El teatro clásico francés marco pauta dentro de esta disciplina artística en el mundo entero, los conocedores del teatro así lo entienden, el teatro francés cual cerrajero forjo la llave para abrir las puertas del teatro al mundo entero y marcar la pauta París se convirtió en centro de atracción cultural del mundo entero. Se construyeron espacios especiales para las representaciones teatrales en la corte.

Moliere y el teatro clásico francés

Moliére es el autor más importante del teatro clásico francés, junto a Pierre Corneille y Jean Racine. Escribió un total de treinta novelas, en las que recrea vicios y defectos encarnados en personajes que son, en la actualidad, prototipos universales.
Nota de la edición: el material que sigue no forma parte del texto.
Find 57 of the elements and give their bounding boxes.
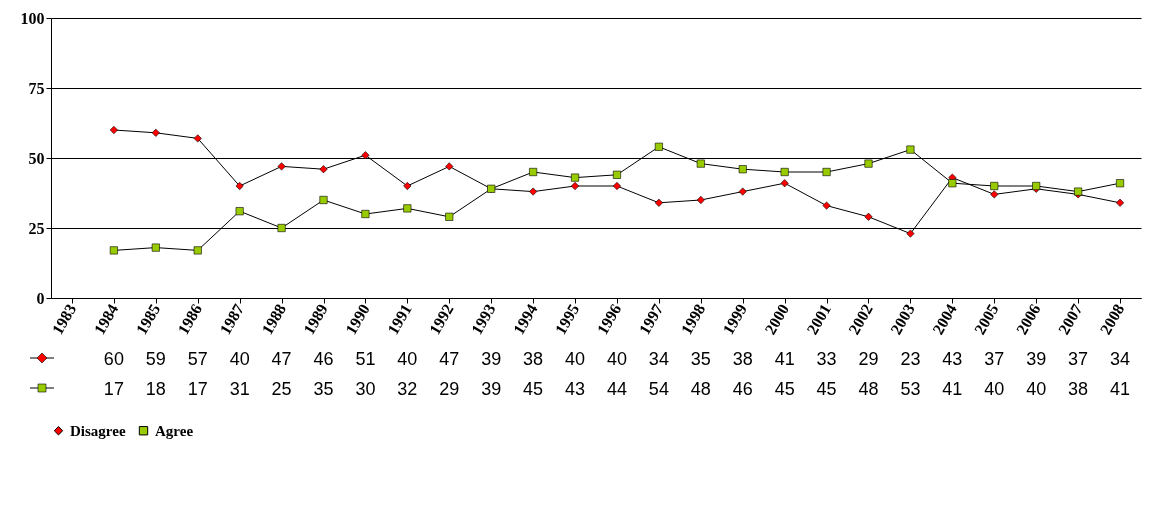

Entre ellas podemos destacar Tartufo, que es una sátira religiosa escrita en verso; Don Juan o el festín de piedra, que es una recreación del personaje libertino, Don Juan Tenorio, creado por Tirso de Molina en El burlador de Sevilla; El misántropo, que es una crítica al mundo superficial y frívolo de la sociedad parisina; y El enfermo imaginario, obra que critica la falsedad, a los matrimonios de conveniencia y al abuso de la autoridad paterna. Su obra más relevante fue El avaro, critica, principalmente, la avaricia, además de los matrimonios de conveniencia y el abuso de la autoridad paterna.

Aporte de Moliere al teatro Frances.

La aportación de Molière al teatro francés es decisiva para su evolución como texto y como espectáculo. En él se funden la tradición medieval, la latina y la Comedia del Arte, la influencia italiana y la española. El objetivo de su teatro fue “enseñar a los hombres cómo son sin dejar nunca de divertirlos”. Así, en sus textos destacan los temas de la familia, la educación, la condición de la mujer en la vida social, la crítica al machismo y la hipocresía. Satiriza y critica sin cesar la moral y las costumbres de la época, lo cual llevó a que la realeza censurara algunas de sus obras. Tratará temas profundos, pero lo hará desde la comedia, “sin dejar de reír”.

Otros importantes autores del teatro francés.

Corneille (1606-1684) vivió la transición del teatro barroco al clasicista. Tuvo su mayor éxito con la obra El Cid representada en 1636, aunque por no respetar las nuevas normas clásicas fue muy criticado. Horacio, Cinna y Poliuto son sus mejores obras. Alcanzó éxito y reconocimiento y es importante porque sentó las bases del teatro francés, bases que desarrolló su discípulo Racine.

 Racine (1639-1699) tuvo una educación muy estricta que marcó su modo de componer tragedias, llenas de personajes pesimistas, solemnes, sometidos a dramas interiores insuperables o a pasiones irrefrenables. Su estilo es desgarrado y por ello es elevado, sobrio y elegante, con gran importancia de las estructuras. Sus más grandes tragedias se concentraron entre 1669 y 1677, destacando Andrómaca, Ifigenia, Fedra, Berenice, todas ellas obras inspiradas en personajes femeninos de la antigüedad.

Gracias a estos tres autores se modificaron los gustos y floreció el teatro en Francia en las cortes y en los entornos aristocráticos.